Match and patch is the mechanism used to put microcode updates into effect and stored in ms_array 3. ms_array 3 contains 32 entries each of witch can redirect any address in the read only address space to an address in writeable address space. Altough we haven’t observed index 0 used by any intel provided microcode update it doesn’t seam to have any special meaning, and every entry seems to follow the bitfiled pattern described below.

p
present flag which dictactes whether the entry is in use.
src
15-bit src. This field indicates which address to hook. It is calculated as $\text{src}= \text{uaddr} / 2$
dst
15-bit dst. This field indicates which address to jump to. It is calculated as $\text{dst}= \text{uaddr} / 2$

Notice that src and dst have no way of encoding an odd U address. We have discovered that this is because every entry in ms_array 3 in fact creates two mappings. One mapping from $\text{src} \Rightarrow \text{dst}$ as well as one from $(\text{src}+1) \Rightarrow (\text{dst}+1)$ . This can have some consequences on the ability to patch certain addresses as other x86 macro instructions might use $(\text{uaddr}+1)$ . When tracing it also makes things harder as for certain cases it can be hard to determine which mapping was in fact causing the jump.

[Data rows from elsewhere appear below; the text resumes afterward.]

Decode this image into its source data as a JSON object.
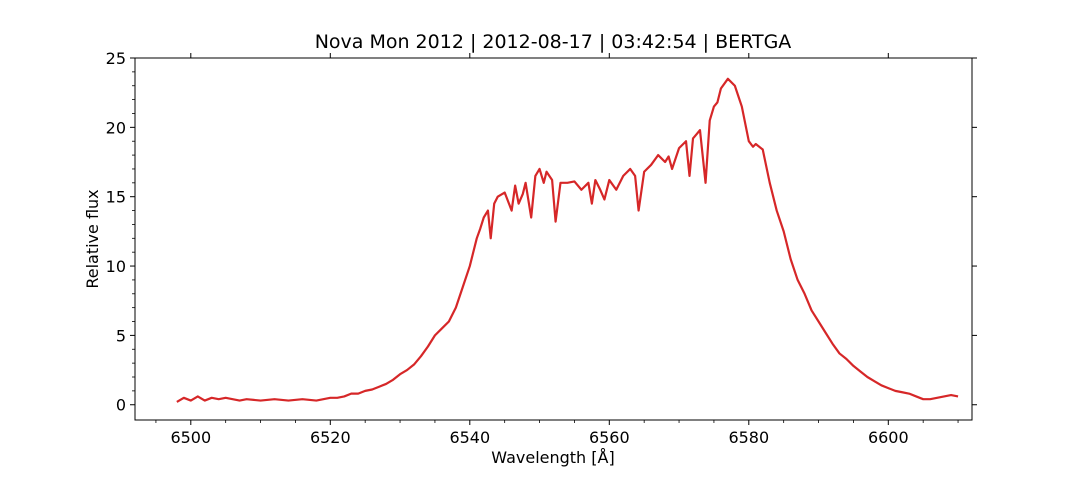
{
  "chart_data": {
    "type": "line",
    "title": "Nova Mon 2012 | 2012-08-17 | 03:42:54 | BERTGA",
    "xlabel": "Wavelength [Å]",
    "ylabel": "Relative flux",
    "xlim": [
      6492,
      6612
    ],
    "ylim": [
      -1.1,
      25
    ],
    "xticks": [
      6500,
      6520,
      6540,
      6560,
      6580,
      6600
    ],
    "yticks": [
      0,
      5,
      10,
      15,
      20,
      25
    ],
    "grid": false,
    "series": [
      {
        "color": "#d62728",
        "x": [
          6498,
          6499,
          6500,
          6501,
          6502,
          6503,
          6504,
          6505,
          6506,
          6507,
          6508,
          6510,
          6512,
          6514,
          6516,
          6518,
          6520,
          6521,
          6522,
          6523,
          6524,
          6525,
          6526,
          6527,
          6528,
          6529,
          6530,
          6531,
          6532,
          6533,
          6534,
          6535,
          6536,
          6537,
          6538,
          6539,
          6540,
          6541,
          6541.5,
          6542,
          6542.6,
          6543,
          6543.5,
          6544,
          6545,
          6546,
          6546.5,
          6547,
          6547.6,
          6548,
          6548.8,
          6549.4,
          6550,
          6550.6,
          6551,
          6551.8,
          6552.3,
          6553,
          6554,
          6555,
          6556,
          6557,
          6557.5,
          6558,
          6558.7,
          6559.3,
          6560,
          6561,
          6562,
          6563,
          6563.7,
          6564.2,
          6565,
          6566,
          6567,
          6568,
          6568.5,
          6569,
          6570,
          6571,
          6571.5,
          6572,
          6572.5,
          6573,
          6573.8,
          6574.4,
          6575,
          6575.5,
          6576,
          6577,
          6578,
          6579,
          6580,
          6580.6,
          6581,
          6582,
          6583,
          6584,
          6585,
          6586,
          6587,
          6588,
          6589,
          6590,
          6591,
          6592,
          6593,
          6594,
          6595,
          6596,
          6597,
          6598,
          6599,
          6600,
          6601,
          6602,
          6603,
          6604,
          6605,
          6606,
          6607,
          6608,
          6609,
          6610
        ],
        "y": [
          0.2,
          0.5,
          0.3,
          0.6,
          0.3,
          0.5,
          0.4,
          0.5,
          0.4,
          0.3,
          0.4,
          0.3,
          0.4,
          0.3,
          0.4,
          0.3,
          0.5,
          0.5,
          0.6,
          0.8,
          0.8,
          1.0,
          1.1,
          1.3,
          1.5,
          1.8,
          2.2,
          2.5,
          2.9,
          3.5,
          4.2,
          5.0,
          5.5,
          6.0,
          7.0,
          8.5,
          10.0,
          12.0,
          12.7,
          13.5,
          14.0,
          12.0,
          14.5,
          15.0,
          15.3,
          14.0,
          15.8,
          14.5,
          15.2,
          16.0,
          13.5,
          16.5,
          17.0,
          16.0,
          16.8,
          16.2,
          13.2,
          16.0,
          16.0,
          16.1,
          15.5,
          16.0,
          14.5,
          16.2,
          15.5,
          14.8,
          16.2,
          15.5,
          16.5,
          17.0,
          16.5,
          14.0,
          16.8,
          17.3,
          18.0,
          17.5,
          17.9,
          17.0,
          18.5,
          19.0,
          16.5,
          19.2,
          19.5,
          19.8,
          16.0,
          20.5,
          21.5,
          21.8,
          22.8,
          23.5,
          23.0,
          21.5,
          19.0,
          18.6,
          18.8,
          18.4,
          16.0,
          14.0,
          12.5,
          10.5,
          9.0,
          8.0,
          6.8,
          6.0,
          5.2,
          4.4,
          3.7,
          3.3,
          2.8,
          2.4,
          2.0,
          1.7,
          1.4,
          1.2,
          1.0,
          0.9,
          0.8,
          0.6,
          0.4,
          0.4,
          0.5,
          0.6,
          0.7,
          0.6
        ]
      }
    ]
  }
}
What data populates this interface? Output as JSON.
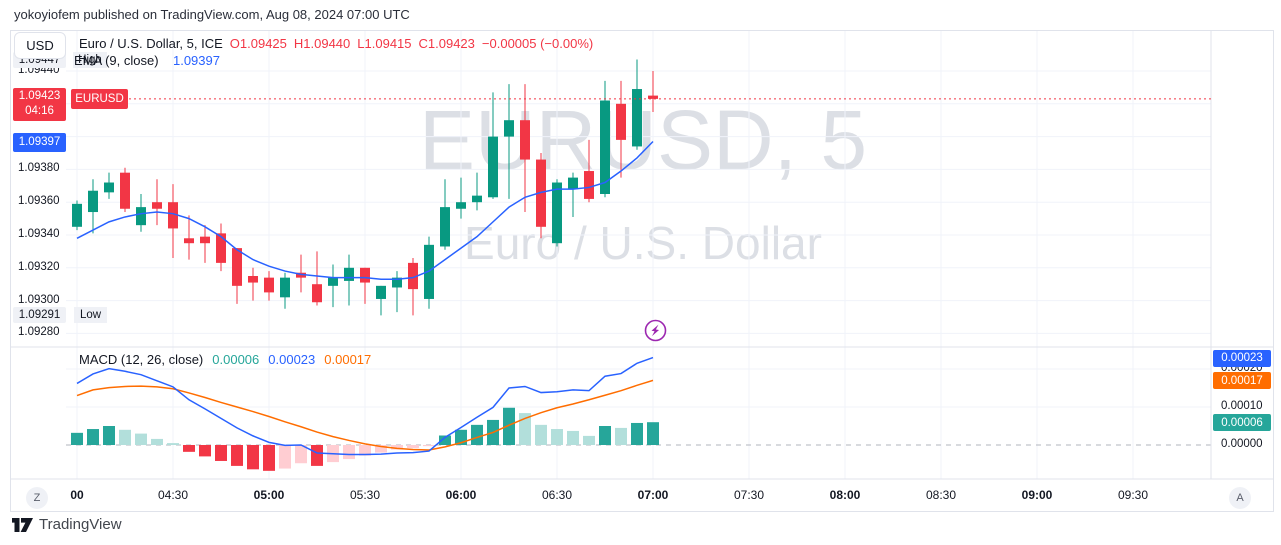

x86 macro instructions seem to each have a fixed U address in the microcode ROM area as an entry point, which we will refer to as xlats. How this mapping from x86 opcodes to xlats is defined is still an open research question. We have included a list of interesting microcode addresses in labels.txt where most of the opcodes originates from this list. but due to the discovery of two mappings per entry in match and patch, we have determined that previous ways of tracing has lead to inaccuracies in the list, and we suspect that the updated list still contains errors.